Заявление это прозвучало, быть может, несколько высокомерно, но ощущение вернувшейся реальности охватило меня, когда я вспомнил темный альков, спальный мешок, брошенный в углу и двух изумленных молодых японок, согнувшихся над крошечной газовой плиткой.
– А не упоминала ли она, случайно, при тебе о переливании крови, которое я произвел ей в Варанаси? – с нетерпением спросил я Микаэлу, поскольку в том, как она говорила, было нечто, позволявшее мне надеяться, что посредством этой истории мне удастся рассеять туман, окутавший не только то, что я делал, но и мой истинный характер, проявившийся за время путешествия по Индии.
– Конечно, она все мне об этом рассказала, – кивнула Микаэла. – Она всем говорит, что ты спас ее жизнь.
Я был очень тронут. Мне хотелось замереть, позволив этим словам проникнуть до глубины моей души. Этим замечательным словам. И остановиться на этом. Но я уже утратил над собою контроль, а потому, чуть поколебавшись, спросил:
– Ну а ты? Как это показалось тебе? Тебе показалось это правдой или обманом чувств?
Она не удивилась странному моему вопросу. Опять на ее лице появилась смешливая улыбка. Ее лицо не было красивым, если уж говорить правду до конца, но эти огромные сияющие глаза обещали нечто такое, чего не могла дать никакая красота.
– Я думаю, что это чистая правда, и ты действительно спас ее, – ответила она просто, без минуты колебаний и великодушно. И тогда я, не в силах более сдерживать себя, и придя в величайшее возбуждение, потянулся к ней и обнял теми самыми руками, которые Эйнат сочла так вызывающими доверие. Я обнял Микаэлу со всей моей теплотой и так бережно, как только мог, тем не менее стараясь не произнести ни единого слова любви, чтобы не осквернить ту, настоящую любовь, которую я испытывал к другой женщине. Единственное, что я мог себе позволить, это было искреннее, но ни к чему не обязывавшее признание.

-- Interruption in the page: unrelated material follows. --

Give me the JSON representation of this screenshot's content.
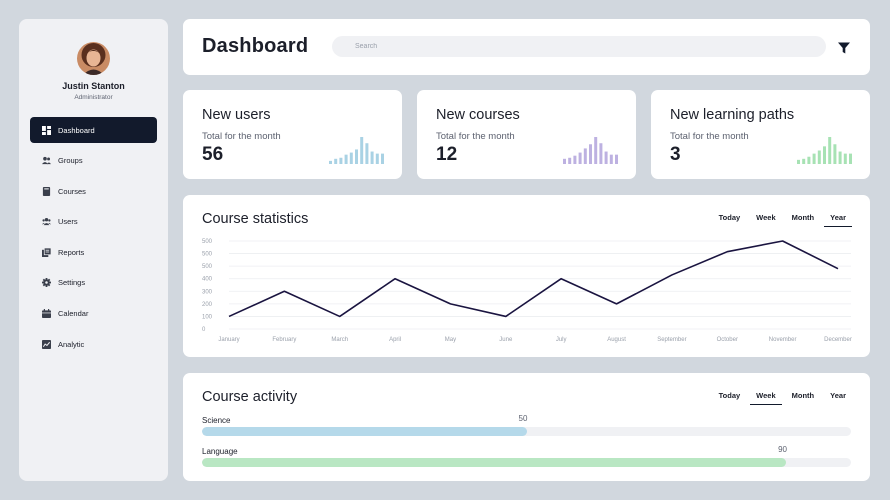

Я сказал Микаэле (и это было истиной правдой):
– Ты мне нравишься. Очень, очень нравишься. Очень.
И погрузив ладони в ее густые кудри, я притянул ее голову к себе и бережно стал целовать ее глаза. Но она движением, выдававшим большой опыт, прильнула своими губами к моим и поцеловала меня долгим, нескончаемым поцелуем, в то время как пение под нами сошло на нет, лужайку снова залило светом, и крики с пожеланием счастья «Mazel tov!» приветствовали пару, появившуюся из ритуального шатра.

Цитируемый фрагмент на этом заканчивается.